— Et le reste que nous ne savons pas. Vilain chapitre celui-là.
— Tiens, compte, Marguerite, nous voilà près de deux cents, et dire que Bordeaux, Toulouse, Aix, Nancy, Caen, vont en envoyer d’autres. Comment veux-tu que j’aie la moindre espérance de réussir ; je n’ai pas le feu sacré moi, c’est par raison que je désire entrer à Sèvres ; tu sais que mon tuteur ne trouve pas Henri assez riche pour deux. Il veut que je puisse gagner ma vie au besoin ; sans cette nécessité-là, j’aimerais mieux bercer un marmot et regarder le père travailler, que de venir, ici, résoudre des équations.
— C’est bien là aussi ta destinée, ma Lolotte, je ne te vois pas pontifiant dans une chaire de professeur ; tu es faite pour devenir une adorable épouse. Comme tu le rendras heureux, ton sculpteur ! patience va, après l’agrégation, dans trois ans, tu trouveras le nid tout prêt !
Moi, je n’ai pas au cœur d’amour qui me réconforte.

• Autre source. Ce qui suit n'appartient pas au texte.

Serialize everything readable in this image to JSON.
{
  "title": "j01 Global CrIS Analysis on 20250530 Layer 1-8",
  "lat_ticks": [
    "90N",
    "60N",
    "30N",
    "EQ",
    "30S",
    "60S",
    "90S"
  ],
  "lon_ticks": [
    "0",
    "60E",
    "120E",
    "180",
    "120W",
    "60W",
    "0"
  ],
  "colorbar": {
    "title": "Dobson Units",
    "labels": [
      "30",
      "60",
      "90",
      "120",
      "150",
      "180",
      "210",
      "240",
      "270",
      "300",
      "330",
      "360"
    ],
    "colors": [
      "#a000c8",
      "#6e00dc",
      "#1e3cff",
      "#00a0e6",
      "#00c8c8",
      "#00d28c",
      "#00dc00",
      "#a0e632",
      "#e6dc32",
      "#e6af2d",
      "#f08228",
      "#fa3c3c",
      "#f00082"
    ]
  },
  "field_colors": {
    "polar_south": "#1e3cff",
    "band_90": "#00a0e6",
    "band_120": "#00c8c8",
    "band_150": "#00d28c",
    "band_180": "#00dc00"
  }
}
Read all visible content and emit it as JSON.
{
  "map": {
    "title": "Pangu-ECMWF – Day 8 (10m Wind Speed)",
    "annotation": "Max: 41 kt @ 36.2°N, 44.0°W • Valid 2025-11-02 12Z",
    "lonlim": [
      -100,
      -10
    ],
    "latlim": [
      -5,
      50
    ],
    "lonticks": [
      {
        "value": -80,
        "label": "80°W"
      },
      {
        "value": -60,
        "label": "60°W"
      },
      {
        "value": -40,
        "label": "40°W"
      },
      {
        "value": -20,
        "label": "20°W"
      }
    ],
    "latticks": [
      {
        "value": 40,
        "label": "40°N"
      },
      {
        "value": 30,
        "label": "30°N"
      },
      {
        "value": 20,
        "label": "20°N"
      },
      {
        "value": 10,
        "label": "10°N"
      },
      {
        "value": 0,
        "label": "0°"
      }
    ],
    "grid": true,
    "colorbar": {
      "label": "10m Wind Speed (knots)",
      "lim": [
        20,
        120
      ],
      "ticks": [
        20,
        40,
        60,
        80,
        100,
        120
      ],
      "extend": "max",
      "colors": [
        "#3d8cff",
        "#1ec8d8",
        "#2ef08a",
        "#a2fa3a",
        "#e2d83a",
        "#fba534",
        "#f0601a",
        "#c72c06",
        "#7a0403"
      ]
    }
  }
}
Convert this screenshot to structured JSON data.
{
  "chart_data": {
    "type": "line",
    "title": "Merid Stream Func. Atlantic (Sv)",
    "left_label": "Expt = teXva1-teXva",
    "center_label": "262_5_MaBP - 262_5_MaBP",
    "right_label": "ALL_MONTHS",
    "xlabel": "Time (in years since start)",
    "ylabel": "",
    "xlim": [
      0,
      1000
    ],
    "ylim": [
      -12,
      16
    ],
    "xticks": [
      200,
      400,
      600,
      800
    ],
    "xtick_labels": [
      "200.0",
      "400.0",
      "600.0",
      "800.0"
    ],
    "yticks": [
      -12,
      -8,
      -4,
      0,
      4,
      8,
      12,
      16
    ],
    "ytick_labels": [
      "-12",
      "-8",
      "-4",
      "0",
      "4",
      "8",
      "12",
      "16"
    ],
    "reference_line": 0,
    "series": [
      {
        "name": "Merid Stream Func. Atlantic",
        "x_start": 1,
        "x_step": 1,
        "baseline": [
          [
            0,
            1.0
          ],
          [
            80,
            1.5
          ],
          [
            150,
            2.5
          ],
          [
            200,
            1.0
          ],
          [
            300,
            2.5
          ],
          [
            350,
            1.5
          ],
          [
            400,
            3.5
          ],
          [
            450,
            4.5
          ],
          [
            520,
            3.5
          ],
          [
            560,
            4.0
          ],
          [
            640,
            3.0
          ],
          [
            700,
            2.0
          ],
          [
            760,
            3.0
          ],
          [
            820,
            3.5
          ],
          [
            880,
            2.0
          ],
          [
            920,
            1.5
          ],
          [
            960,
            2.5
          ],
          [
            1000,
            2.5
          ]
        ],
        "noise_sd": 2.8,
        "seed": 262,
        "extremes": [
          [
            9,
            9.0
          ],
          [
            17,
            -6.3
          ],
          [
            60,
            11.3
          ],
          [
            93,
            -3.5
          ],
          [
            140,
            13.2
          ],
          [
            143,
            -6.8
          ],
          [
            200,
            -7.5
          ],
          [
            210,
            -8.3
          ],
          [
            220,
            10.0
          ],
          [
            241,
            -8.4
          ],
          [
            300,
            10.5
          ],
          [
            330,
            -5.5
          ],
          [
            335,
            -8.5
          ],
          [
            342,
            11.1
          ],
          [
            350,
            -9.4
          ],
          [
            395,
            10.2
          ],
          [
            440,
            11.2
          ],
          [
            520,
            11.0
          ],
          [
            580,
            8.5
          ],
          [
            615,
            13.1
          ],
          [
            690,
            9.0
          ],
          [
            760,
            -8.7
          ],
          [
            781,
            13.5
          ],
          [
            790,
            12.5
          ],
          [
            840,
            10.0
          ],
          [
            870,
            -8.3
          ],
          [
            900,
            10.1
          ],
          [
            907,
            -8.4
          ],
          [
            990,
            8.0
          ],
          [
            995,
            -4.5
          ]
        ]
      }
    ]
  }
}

J’avais ce matin une telle angoisse que j’ai été mettre une rose sur le tombeau de sainte Geneviève. Voilà le seul « piston » que je puisse avoir, encore ne suis-je pas bien sûre que le fameux proverbe dise vrai : le Ciel est si loin à présent.
— Oui, Marguerite, tu seras reçue ; tu dois être reçue, parce que tu le mérites. Aucune de ces jeunes filles n’a travaillé plus que toi, et aucune d’elles n’a ton âme belle et pure. Ta prière à sainte Geneviève me rappelle ce pauvre innocent de chez nous, qui ramassait les roses à la procession, pour les offrir, agenouillé, à la femme la plus belle. Je ne sais pas ce qu’il espérait, mais la Dame du Paradis sait bien ce que demandait ta rose. Je t’assure qu’elle t’exaucera.
— Si tu disais vrai… Et Marguerite encore plus émue serra tendrement la main de son amie. — Je rêve d’une vie si chaste, si laborieuse ! Savoir, comprendre, aimer toutes les merveilles que je devine autour de moi… Être à Sèvres ! comme ce mot rayonne dans l’avenir ; toute petite, déjà j’aimais l’École ; il me semble à présent que je suis sur une barque, que les voiles se tendent, se gonflent. Enfin, elle va prendre le vent… — et murmurant pour elle-même, — voilà le soleil…
A l’horloge, huit heures sonnent ; vite les deux jeunes filles s’embrassent. Les portes s’ouvrent, un huissier commence l’appel. C’est une scène indescriptible ; les mères gémissent, les aspirantes s’affolent, quelques-unes défaillent. Les hommes agitent violemment leurs chapeaux.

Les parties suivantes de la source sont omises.